Once a rat colony is established, it’s only a matter of time — and not much of it — before their numbers increase. They are prolific reproducers.

A dominant male may mate with 20 females in six hours. Females will mate with a proliferation of males. In favorable conditions, a female can produce a new litter as often as once a month, and an average litter is nine pups. The pups themselves achieve sexual maturity in as little as eight weeks.

On the positive side, the lives of wild rats are truly nasty, brutish and short. “If they’re lucky, they’ll live a year,” Corrigan said.

As Garcia checked his bait stations and traps, which were locked against tampering by pets and children, the presence of many rats was apparent. On walkways alongside the houses were heavy scatterings of the Norway’s blunt-at-both ends droppings. Many were green from the poison bait they’d ingested, which would kill them in a few days.

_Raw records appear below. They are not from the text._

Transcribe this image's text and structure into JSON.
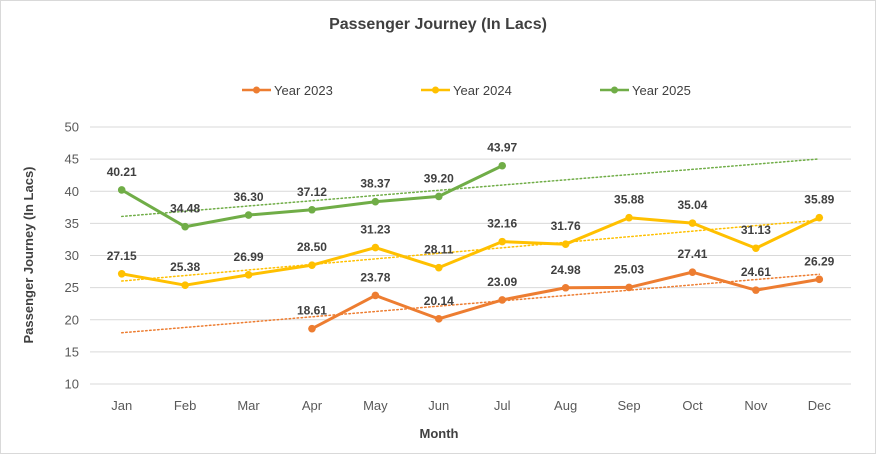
{
  "chart_data": {
    "type": "line",
    "title": "Passenger Journey (In Lacs)",
    "xlabel": "Month",
    "ylabel": "Passenger Journey (In Lacs)",
    "categories": [
      "Jan",
      "Feb",
      "Mar",
      "Apr",
      "May",
      "Jun",
      "Jul",
      "Aug",
      "Sep",
      "Oct",
      "Nov",
      "Dec"
    ],
    "ylim": [
      10,
      50
    ],
    "yticks": [
      10,
      15,
      20,
      25,
      30,
      35,
      40,
      45,
      50
    ],
    "grid": true,
    "legend_position": "top",
    "trendlines": true,
    "series": [
      {
        "name": "Year 2023",
        "color": "#ed7d31",
        "values": [
          null,
          null,
          null,
          18.61,
          23.78,
          20.14,
          23.09,
          24.98,
          25.03,
          27.41,
          24.61,
          26.29
        ],
        "labels": [
          "",
          "",
          "",
          "18.61",
          "23.78",
          "20.14",
          "23.09",
          "24.98",
          "25.03",
          "27.41",
          "24.61",
          "26.29"
        ]
      },
      {
        "name": "Year 2024",
        "color": "#ffc000",
        "values": [
          27.15,
          25.38,
          26.99,
          28.5,
          31.23,
          28.11,
          32.16,
          31.76,
          35.88,
          35.04,
          31.13,
          35.89
        ],
        "labels": [
          "27.15",
          "25.38",
          "26.99",
          "28.50",
          "31.23",
          "28.11",
          "32.16",
          "31.76",
          "35.88",
          "35.04",
          "31.13",
          "35.89"
        ]
      },
      {
        "name": "Year 2025",
        "color": "#70ad47",
        "values": [
          40.21,
          34.48,
          36.3,
          37.12,
          38.37,
          39.2,
          43.97,
          null,
          null,
          null,
          null,
          null
        ],
        "labels": [
          "40.21",
          "34.48",
          "36.30",
          "37.12",
          "38.37",
          "39.20",
          "43.97",
          "",
          "",
          "",
          "",
          ""
        ]
      }
    ]
  }
}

Garcia found that the most visited traps were those closer to the back hillside. “This is a good sign,” he said. “They’re staying back near the hill. The first weeks, all the bait stations, even those right near the houses, were empty. The bait is working. I’m not going to get rid of them. I’m just going to try to keep the population down, to keep them away from the homes.”

GIVEN rats’ survivability and reproductive powers, they seldom can be eliminated from a habitat. But they can be controlled.

“Battles get won at the local neighborhood level, and people will say, ‘Hooray, we won’ — and fire the pest control company,” Corrigan said. “To some degree, it’s hard to appreciate a negative. If someone comes along and eliminates the rats, and months go by and no one sees any, people think, ‘I guess we don’t need you anymore.’ And the next year, the rats are back, because no one kept them down.”

If humans don’t provide them with food, fewer rats will survive. A rat, which can grow to a pound and a few ounces, needs to consume 10% of its weight in food every day, the equivalent of an average-size man eating about 17 pounds of food daily.

When humans restrict the amount of food rats can get to, Corrigan said, the animals get stressed. They start killing one another. Mother rats start abandoning their nests.

“I always say that sanitation is rat control,” he said. “I always say we need to clean up. We need everyone to not feed the rats. They’re so dependent on us for life.”